The Cognitive Science for Human Machine Teaming program seeks to develop empirically grounded models of human cognition and computational architectures that attain human-level intelligence. This research pursues the vision of cognitively and socially compatible intelligent systems that enhance or replace humans and excel as teammates, trainers and assistants across the spectrum of operational concepts for human machine teaming.

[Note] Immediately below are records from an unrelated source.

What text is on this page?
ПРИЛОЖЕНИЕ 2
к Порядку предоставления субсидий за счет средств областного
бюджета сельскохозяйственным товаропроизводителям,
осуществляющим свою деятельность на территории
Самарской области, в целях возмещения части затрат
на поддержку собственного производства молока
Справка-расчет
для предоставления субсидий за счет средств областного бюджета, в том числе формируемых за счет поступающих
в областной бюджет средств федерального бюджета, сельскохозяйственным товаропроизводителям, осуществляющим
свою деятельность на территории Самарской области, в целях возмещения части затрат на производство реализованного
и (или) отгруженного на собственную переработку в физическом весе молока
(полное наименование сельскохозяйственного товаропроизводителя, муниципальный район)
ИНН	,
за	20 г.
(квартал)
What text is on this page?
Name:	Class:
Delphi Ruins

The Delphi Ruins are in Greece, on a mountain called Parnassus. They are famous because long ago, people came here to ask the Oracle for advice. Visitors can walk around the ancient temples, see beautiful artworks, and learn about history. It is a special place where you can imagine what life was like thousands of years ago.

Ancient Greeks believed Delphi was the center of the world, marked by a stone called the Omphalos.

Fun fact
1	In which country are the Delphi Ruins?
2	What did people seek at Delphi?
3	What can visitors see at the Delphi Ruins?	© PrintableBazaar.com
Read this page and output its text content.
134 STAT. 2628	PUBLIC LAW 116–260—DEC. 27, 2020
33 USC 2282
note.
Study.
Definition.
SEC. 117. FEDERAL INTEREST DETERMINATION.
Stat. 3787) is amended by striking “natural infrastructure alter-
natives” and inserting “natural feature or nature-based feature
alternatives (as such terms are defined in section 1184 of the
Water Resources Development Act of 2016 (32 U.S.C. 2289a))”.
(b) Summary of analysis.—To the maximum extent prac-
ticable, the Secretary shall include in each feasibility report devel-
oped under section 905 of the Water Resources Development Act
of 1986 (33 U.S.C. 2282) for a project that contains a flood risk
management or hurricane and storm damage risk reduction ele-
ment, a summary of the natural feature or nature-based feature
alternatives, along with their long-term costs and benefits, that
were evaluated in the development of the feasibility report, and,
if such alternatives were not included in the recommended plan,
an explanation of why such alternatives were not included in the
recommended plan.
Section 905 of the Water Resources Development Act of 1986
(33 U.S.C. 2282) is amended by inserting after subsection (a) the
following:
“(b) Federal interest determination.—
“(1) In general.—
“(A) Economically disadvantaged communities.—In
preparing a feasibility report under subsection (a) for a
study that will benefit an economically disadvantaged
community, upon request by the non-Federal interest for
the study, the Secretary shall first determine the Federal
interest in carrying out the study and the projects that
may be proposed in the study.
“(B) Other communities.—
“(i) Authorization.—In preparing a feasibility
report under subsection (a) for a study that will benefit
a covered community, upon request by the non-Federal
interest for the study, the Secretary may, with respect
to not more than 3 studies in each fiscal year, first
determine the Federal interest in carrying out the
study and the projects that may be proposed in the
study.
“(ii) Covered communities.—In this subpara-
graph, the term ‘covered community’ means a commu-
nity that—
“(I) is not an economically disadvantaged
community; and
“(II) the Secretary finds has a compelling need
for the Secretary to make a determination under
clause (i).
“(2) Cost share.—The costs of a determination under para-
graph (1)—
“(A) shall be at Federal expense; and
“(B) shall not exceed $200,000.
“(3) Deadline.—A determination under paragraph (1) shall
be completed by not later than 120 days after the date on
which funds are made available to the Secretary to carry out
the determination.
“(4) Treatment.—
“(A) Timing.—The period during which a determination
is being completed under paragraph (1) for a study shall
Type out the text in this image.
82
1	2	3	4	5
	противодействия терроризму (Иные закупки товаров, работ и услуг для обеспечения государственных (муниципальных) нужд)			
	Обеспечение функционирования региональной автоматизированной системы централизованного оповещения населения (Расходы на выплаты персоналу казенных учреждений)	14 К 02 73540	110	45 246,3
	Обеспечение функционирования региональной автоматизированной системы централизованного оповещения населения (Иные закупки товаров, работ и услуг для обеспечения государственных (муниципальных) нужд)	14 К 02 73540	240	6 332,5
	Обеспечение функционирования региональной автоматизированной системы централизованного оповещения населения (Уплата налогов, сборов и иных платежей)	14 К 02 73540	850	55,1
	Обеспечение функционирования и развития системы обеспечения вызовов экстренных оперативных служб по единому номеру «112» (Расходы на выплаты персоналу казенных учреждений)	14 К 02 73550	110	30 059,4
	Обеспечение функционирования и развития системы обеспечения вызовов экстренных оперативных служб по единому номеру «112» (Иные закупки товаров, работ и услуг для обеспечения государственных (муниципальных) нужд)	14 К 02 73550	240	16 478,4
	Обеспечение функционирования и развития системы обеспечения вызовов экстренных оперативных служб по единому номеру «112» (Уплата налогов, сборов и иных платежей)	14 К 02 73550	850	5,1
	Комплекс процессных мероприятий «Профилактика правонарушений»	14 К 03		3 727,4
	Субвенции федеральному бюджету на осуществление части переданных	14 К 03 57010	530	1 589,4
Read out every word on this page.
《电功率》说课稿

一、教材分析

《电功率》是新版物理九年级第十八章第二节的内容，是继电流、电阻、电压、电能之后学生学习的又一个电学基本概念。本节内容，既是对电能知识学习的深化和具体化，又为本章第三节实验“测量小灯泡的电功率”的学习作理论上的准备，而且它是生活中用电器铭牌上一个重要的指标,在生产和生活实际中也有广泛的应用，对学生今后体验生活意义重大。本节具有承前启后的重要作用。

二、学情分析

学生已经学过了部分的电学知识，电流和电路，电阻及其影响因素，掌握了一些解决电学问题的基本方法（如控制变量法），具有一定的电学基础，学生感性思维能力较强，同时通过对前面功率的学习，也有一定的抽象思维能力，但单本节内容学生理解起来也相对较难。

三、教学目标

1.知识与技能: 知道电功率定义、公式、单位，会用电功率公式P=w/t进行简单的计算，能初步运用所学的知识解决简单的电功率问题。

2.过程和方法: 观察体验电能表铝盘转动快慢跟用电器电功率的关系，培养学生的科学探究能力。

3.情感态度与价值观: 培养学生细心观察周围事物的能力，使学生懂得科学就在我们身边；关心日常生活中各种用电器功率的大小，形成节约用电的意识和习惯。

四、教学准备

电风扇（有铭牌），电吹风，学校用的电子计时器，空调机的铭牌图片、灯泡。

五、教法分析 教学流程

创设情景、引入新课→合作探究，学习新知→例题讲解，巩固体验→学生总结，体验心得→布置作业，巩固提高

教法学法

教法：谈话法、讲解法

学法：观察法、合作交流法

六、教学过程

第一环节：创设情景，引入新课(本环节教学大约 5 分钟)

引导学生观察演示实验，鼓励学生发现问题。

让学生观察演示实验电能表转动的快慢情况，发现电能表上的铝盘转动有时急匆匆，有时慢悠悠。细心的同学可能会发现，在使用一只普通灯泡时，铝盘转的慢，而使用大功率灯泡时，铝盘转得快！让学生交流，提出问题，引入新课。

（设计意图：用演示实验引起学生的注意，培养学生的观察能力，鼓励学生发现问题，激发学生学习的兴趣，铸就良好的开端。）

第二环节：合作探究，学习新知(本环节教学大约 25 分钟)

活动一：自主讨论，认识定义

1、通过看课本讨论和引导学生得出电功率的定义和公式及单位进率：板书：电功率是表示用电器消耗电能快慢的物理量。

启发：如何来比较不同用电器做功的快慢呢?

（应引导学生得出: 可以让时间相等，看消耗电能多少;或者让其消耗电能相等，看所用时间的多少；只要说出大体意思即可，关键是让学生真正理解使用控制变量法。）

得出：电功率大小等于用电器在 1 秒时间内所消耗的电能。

Research Concentration Areas
- Cognitive Architectures
- Human-Machine Systems
- Applied AI & Cognitive Systems
- Social Cognition and Theory of Mind
Research Challenges and Opportunities
- Basic and applied research in cognitive architectures for embodied systems
- Basic research on multisensory perception including theory and models of how sense-data becomes percepts available to cognition
- Basic and applied research in multi-level cognition, including plausible models of memory and attention, reasoning, mental simulation, meta-cognition, and self-regulation
- Basic research on learning and adaptation, spanning multi-timescale, statistical, inductive, analogical and “one-shot” learning
- Basic and applied research in human-machine interfaces that enable systems to participate in “real-world” natural dialogues, integrate gesture, touch and gaze with language understanding, understand the actions of others and enable human-machine communication that is sensitive to the needs, goals and intentions of human operators and teammates
- Applied research in AI and cognitive systems that explores innovative systems technologies, including online models that anticipate operator workload and mental limitations and the development of intuitive interfaces that mitigate operator errors and which can be evaluated by AI and cognitive models
- Basic and applied research on social cognition that leads to understanding the actions of others within a social and mission context, or representations of other agents and teammates within new social cognitive architectures
- Basic research on observation-based learning of a Theory of Mind for individuals and teammates in order develop explanations and predictions for the actions of individuals or groups based on mental states
How to Submit
For detailed application and submission information for this research topic, please refer to our broad agency announcement (BAA) No. N0001425SB001.
Contracts: All white papers and full proposals for contracts must be submitted through FedConnect; instructions are included in the BAA.
Grants: All white papers for grants must be submitted through FedConnect, and full proposals for grants must be submitted through grants.gov; instructions are included in the BAA.